Ce but du transfert est décrit par le pactum fiduciae. Celui-ci précise à la fois les pouvoirs du fiduciaire, la durée du contrat, détermine le bénéficiaire, mais surtout il fixe pour le fiduciaire la charge "d'agir dans un but déterminé', selon les termes de l'article 2062 C. civ. On ne retrouve pas une telle mention dans le règlement grand-ducal luxembourgeois, mais sa nécessité est certaine, notamment parce qu'elle constitue le passif fiduciaire 66 . De même en droit allemand, la Treuhand n'est pas constituée en faveur d'une ou plusieurs personnes mais d'abord pour réaliser un certain but 67 .
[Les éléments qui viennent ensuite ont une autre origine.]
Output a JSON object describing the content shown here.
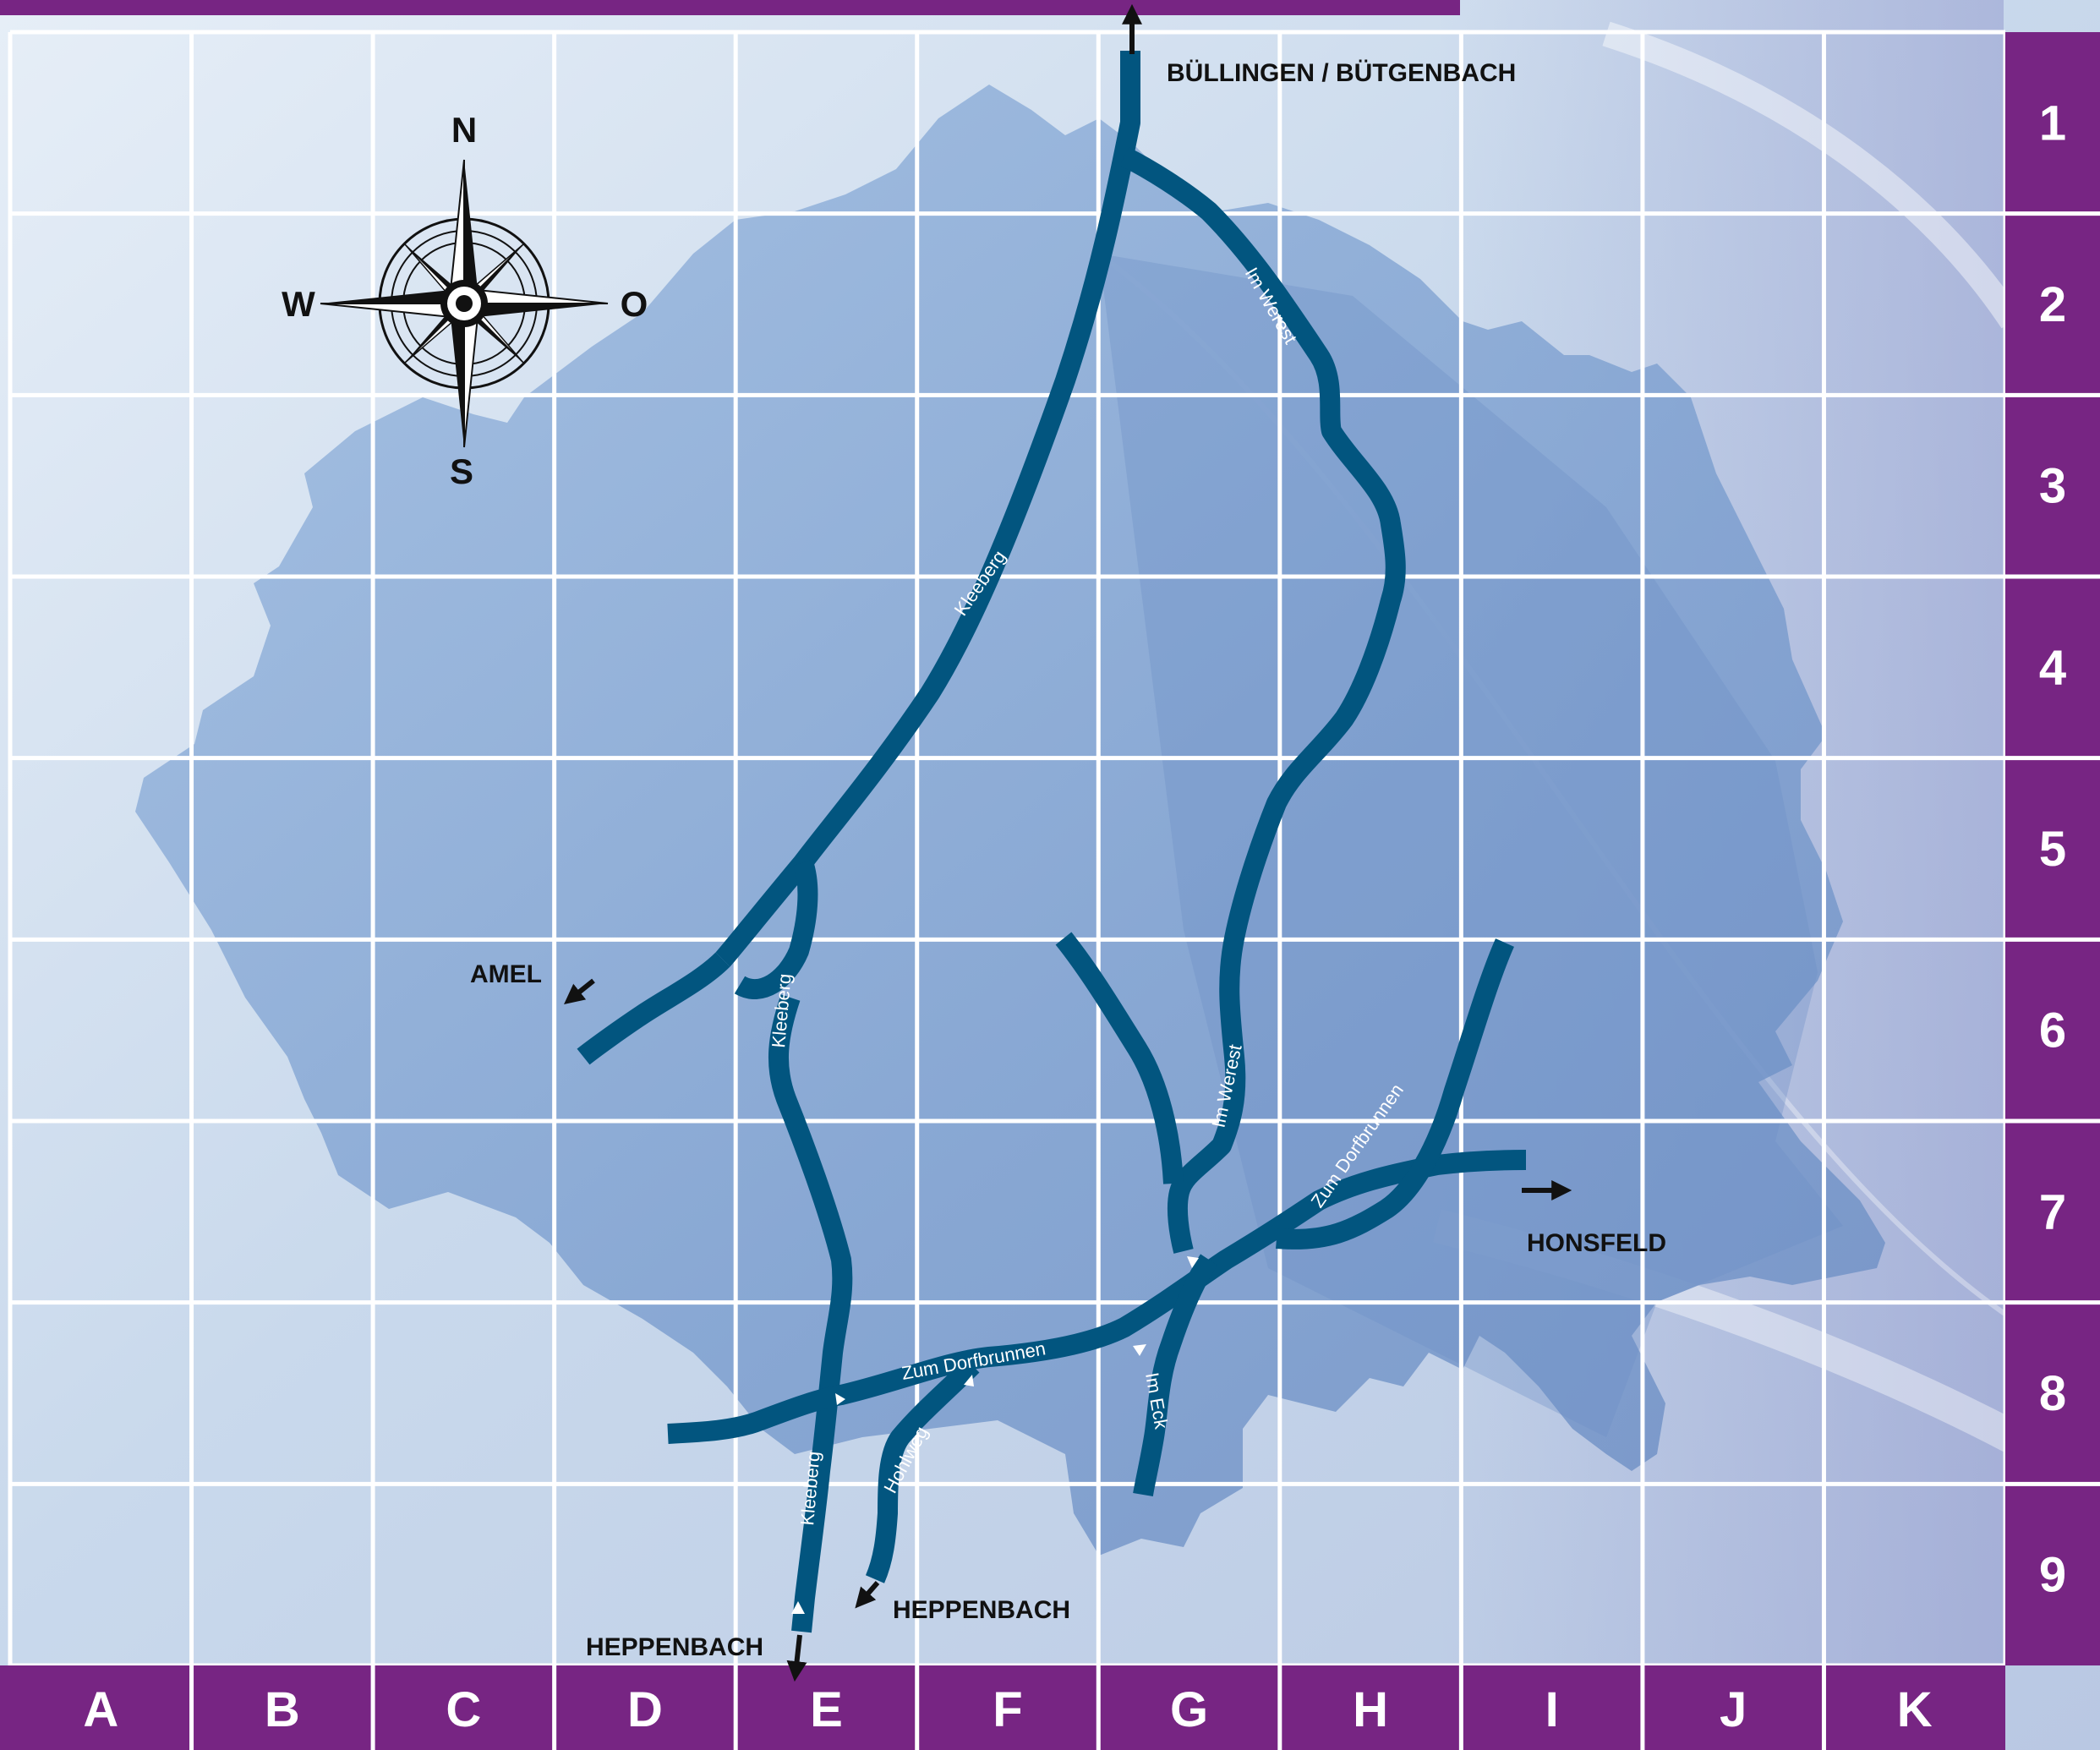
{
  "columns": [
    "A",
    "B",
    "C",
    "D",
    "E",
    "F",
    "G",
    "H",
    "I",
    "J",
    "K"
  ],
  "rows": [
    "1",
    "2",
    "3",
    "4",
    "5",
    "6",
    "7",
    "8",
    "9"
  ],
  "compass": {
    "north": "N",
    "south": "S",
    "west": "W",
    "east": "O"
  },
  "destinations": {
    "north": "BÜLLINGEN / BÜTGENBACH",
    "west": "AMEL",
    "east": "HONSFELD",
    "south_1": "HEPPENBACH",
    "south_2": "HEPPENBACH"
  },
  "streets": {
    "kleeberg_upper": "Kleeberg",
    "kleeberg_middle": "Kleeberg",
    "kleeberg_lower": "Kleeberg",
    "im_werest_upper": "Im Werest",
    "im_werest_lower": "Im Werest",
    "zum_dorfbrunnen_east": "Zum Dorfbrunnen",
    "zum_dorfbrunnen_west": "Zum Dorfbrunnen",
    "hohlweg": "Hohlweg",
    "im_eck": "Im Eck"
  },
  "colors": {
    "accent_purple": "#772583",
    "road": "#02557f",
    "grid_line": "#ffffff",
    "background_light": "#dbe6f2",
    "area_blue": "#84a7d3"
  }
}
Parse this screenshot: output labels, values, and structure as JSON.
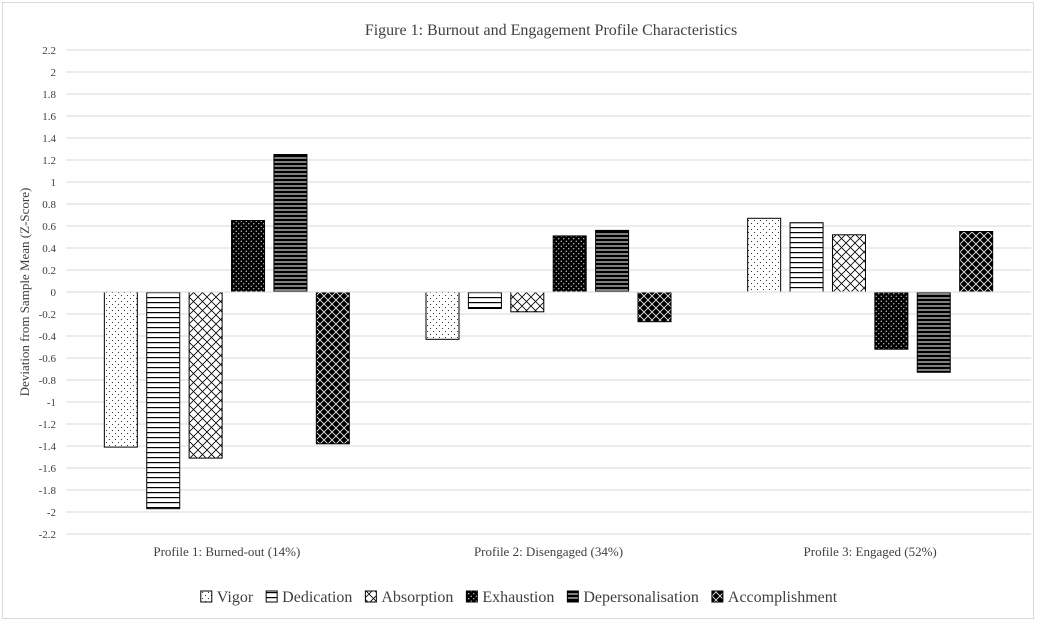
{
  "chart_data": {
    "type": "bar",
    "title": "Figure 1: Burnout and Engagement Profile Characteristics",
    "xlabel": "",
    "ylabel": "Deviation from Sample Mean (Z-Score)",
    "ylim": [
      -2.2,
      2.2
    ],
    "ytick_step": 0.2,
    "grid": true,
    "legend_position": "bottom",
    "categories": [
      "Profile 1:  Burned-out (14%)",
      "Profile 2: Disengaged (34%)",
      "Profile 3: Engaged (52%)"
    ],
    "series": [
      {
        "name": "Vigor",
        "pattern": "dots",
        "values": [
          -1.41,
          -0.43,
          0.67
        ]
      },
      {
        "name": "Dedication",
        "pattern": "horizontal-lines",
        "values": [
          -1.97,
          -0.15,
          0.63
        ]
      },
      {
        "name": "Absorption",
        "pattern": "diagonal-crosshatch",
        "values": [
          -1.51,
          -0.18,
          0.52
        ]
      },
      {
        "name": "Exhaustion",
        "pattern": "dark-dots",
        "values": [
          0.65,
          0.51,
          -0.52
        ]
      },
      {
        "name": "Depersonalisation",
        "pattern": "dark-horizontal-lines",
        "values": [
          1.25,
          0.56,
          -0.73
        ]
      },
      {
        "name": "Accomplishment",
        "pattern": "dark-diagonal-crosshatch",
        "values": [
          -1.38,
          -0.27,
          0.55
        ]
      }
    ]
  }
}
La mission du fiduciaire caractérise la propriété transférée (on parle de propriété finalisée) et révèle l'opération que les parties ont en vue (A). Elle détermine dans le même temps les obligations nécessaires à la bonne exécution de cette mission (B).

A. Nature de la mission

La nécessité d'agir dans un but déterminé ne fait pas de doute, elle constitue un élément caractéristique du contrat de fiducie. A défaut, il s'agirait d'un contrat d'une autre nature. Le projet de loi français précise d'ailleurs que la définition de la mission du fiduciaire doit figurer à peine de nullité dans le contrat fiduciaire (art. 2063-2 C.civ.). De plus, la seule obligation de restitution de l'actif fiduciaire ne peut semble-t-il, constituer pleinement cette activité de service. Il deviendrait en effet alors difficile de distinguer le contrat d'un simple contrat de prêt 68 . De plus l'absence de cette obligation de restitution ou de transmettre à un tiers ferait entrer les biens fiduciaires dans le patrimoine du fiduciaire, avec le risque d'une confusion de patrimoine 69 . Ni le projet de loi français ni le règlement grand-ducal ne sont explicites à propos de ce but assigné à l'action du fiduciaire. L'article 2062 C.civ. dispose seulement que celui-ci doit "agir dans un but déterminé(...)conformément aux stipulations du contrat". Une telle rédaction est de nature à promettre les applications les plus diverses 70 . Le projet français distingue simplement selon la personne du bénéficiaire.

On distingue traditionnellement deux types de mission ; la gestion des biens mis en fiducie au profit du fiduciant ou d'un bénéficiaire, et dans le cadre de la fiducie-sûreté, la restitution éventuelle du bien au débiteur libéré ou au fiduciant. La fiducie peut cependant recouvrir bien d'autres fonctions, notamment, libéralité, transmission, crédit.

1. La fiducie à fin de gestion

Dans le cadre de la fiducie à fin de gestion, le transfert de propriété est modulé et finalisé par la mission confiée au fiduciaire de gérer dans l'intérêt du bénéficiaire. On peut regrouper dans ce type de fiducie les fiducie-libéraltés et les fiducies à fin de crédit.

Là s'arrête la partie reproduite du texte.